Bu nedenle bu ülkeler, trilyon dolarlık bu pastanın kapışılmasında çok aç ve çok iştahlı davranmaktadırlar. Özellikle küresel ısınma sonucu Kuzey Kutbu’ndaki buzulların da hızla erimeye başlaması ile bu petrol ve maden yataklarına erişim daha da kolay hale gelecektir. Tabii, bu kaynakların değerlendirilmesi için petrol ve doğalgaz platformlarının yanı sıra belirli sayıda nüfusu barındıran suni kasabalar ve adacıklar inşa edilmek durumunda kalınacaktır. Bu yeni inşa edilecek yerleşim alanlarının önemi, küresel ısınma ile birlikte özellikle de Avrupa’da ve dünyadaki birçok şehrin sular altında kalmasıyla çok daha stratejik hale gelecektir.

Ülke olarak biz, mevcut olan enerji kaynaklarını dahi tam kapasite çıkartıp, kullanamaz iken; sadece enerji transferi yapan transit bir ülke olmayı çok büyük bir kazanç gibi görmekteyiz. O kadar ki; bu enerji kaynaklarına sahip ve onu satan ülkelerden çok daha  fazla gelir elde ediyormuşuz gibi gereksiz bir sevinç ve övünç içindeyiz.  Elbette bu enerji kaynaklarının transferini sağlayan bir ülke konumunda olmak, jeostratejik açıdan ülkemiz için ciddi bir kazançtır. Ancak, bu kaynakların kuzeye yani kutup kuşağına kayması halinde bu stratejik avantajımız yok olacaktır.  

Esas nokta burada, Türkiye’mizin bir dünya ülkesi olduğundan hareketle yukarıda bahsettiğimiz arktik ( kuzey kutup dairesi ) kuşak enerji kaynakları üzerinde hak iddia edebiliyor muyuz?

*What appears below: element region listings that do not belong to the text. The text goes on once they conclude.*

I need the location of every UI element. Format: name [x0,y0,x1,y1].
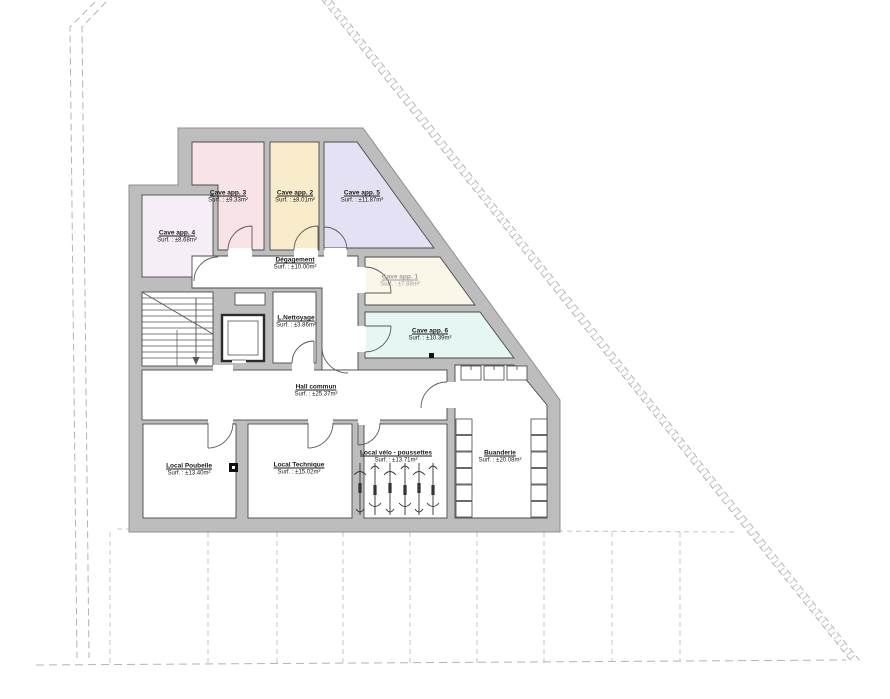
intercom-symbol-center [232,466,235,469]
door-opening [211,257,220,281]
washer-box [456,436,472,452]
room-local-poubelle [143,424,236,518]
room-local-velo [364,424,447,518]
door-opening [357,267,366,293]
washer-box [456,452,472,468]
door-opening [213,365,233,371]
door-opening [357,326,366,352]
door-opening [294,248,318,257]
floor-plan-svg [0,0,890,699]
door-opening [358,419,380,425]
boundary-left-line-1 [70,2,95,658]
elevator-door-gap [232,358,246,363]
door-opening [446,382,456,408]
washer-box [456,469,472,485]
boundary-bottom-line [36,660,846,665]
room-staircase [142,292,213,366]
door-opening [308,419,333,425]
outlet-symbol [429,353,434,358]
elevator-duct [235,293,265,305]
washer-box [456,419,472,435]
room-local-technique [248,424,352,518]
room-hall-commun [142,370,447,420]
washer-box [531,469,547,485]
floor-plan-page: Cave app. 3 Surf. : ±9.33m² Cave app. 2 … [0,0,890,699]
washer-box [531,502,547,518]
washer-box [531,419,547,435]
door-opening [292,362,314,371]
door-opening [324,248,347,257]
washer-box [531,485,547,501]
washer-box [531,452,547,468]
boundary-left-line-2 [82,2,106,658]
parking-dashed-grid [110,529,737,663]
washer-box [456,485,472,501]
door-opening [208,419,233,425]
washer-box [531,436,547,452]
room-cave-app-2 [270,142,319,250]
washer-box [456,502,472,518]
door-opening [228,248,252,257]
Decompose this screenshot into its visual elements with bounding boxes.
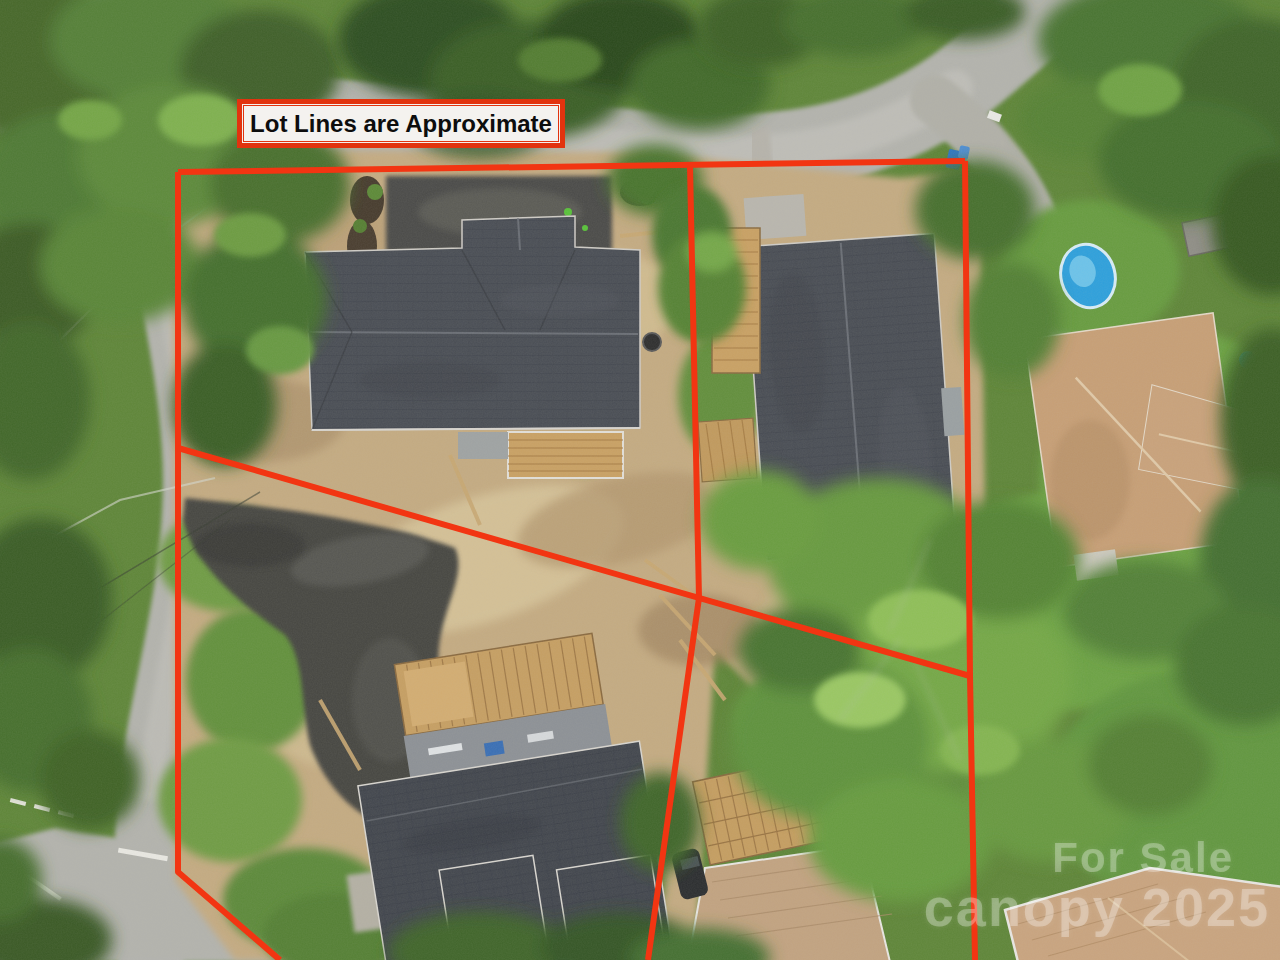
lot-lines-disclaimer-label: Lot Lines are Approximate [237, 99, 565, 148]
aerial-photo: Lot Lines are Approximate For Sale canop… [0, 0, 1280, 960]
photo-grain [0, 0, 1280, 960]
watermark-for-sale: For Sale [1052, 834, 1234, 882]
aerial-photo-canvas [0, 0, 1280, 960]
watermark-canopy-2025: canopy 2025 [924, 876, 1270, 938]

Aslında hiç kimsenin hakkı olmadığının kesin olduğu bu bölge üzerinde bizim de pek ala bu kaynaklardan faydalanıyor olmamız gerekir. Madem ki; dünya ülkeleri Ortadoğu enerji yataklarına göz dikebiliyorsa biz de pek ala yeni enerji kaynaklarında hak iddia edebilmeliyiz. Yeni kuzey dairesi enerji kaynaklarında hak iddia ediyor ve hakkını alıyor olabilmemiz pek ala mümkündür. Yukarıda vurgu yaptığımız gibi bu bölgenin, uluslararası hukuk bakımından, bölgeye yakın ve komşu ülkelere de ait olmadığı bir gerçektir.

Bu stratejik dünya ortaklığında varolabilmeye giden yol ise; salt askeri güç ile değil, yumuşak güç kullanımının mükemmelliği ile yani “kusursuz diplomasi” ağlarının örülmesi ile mümkün olabilecektir.  

Türkiye’nin bu, stratejik enerji alanlarından faydalanabilmesi için yeni bir Atatürk çıkartabilmeliyiz.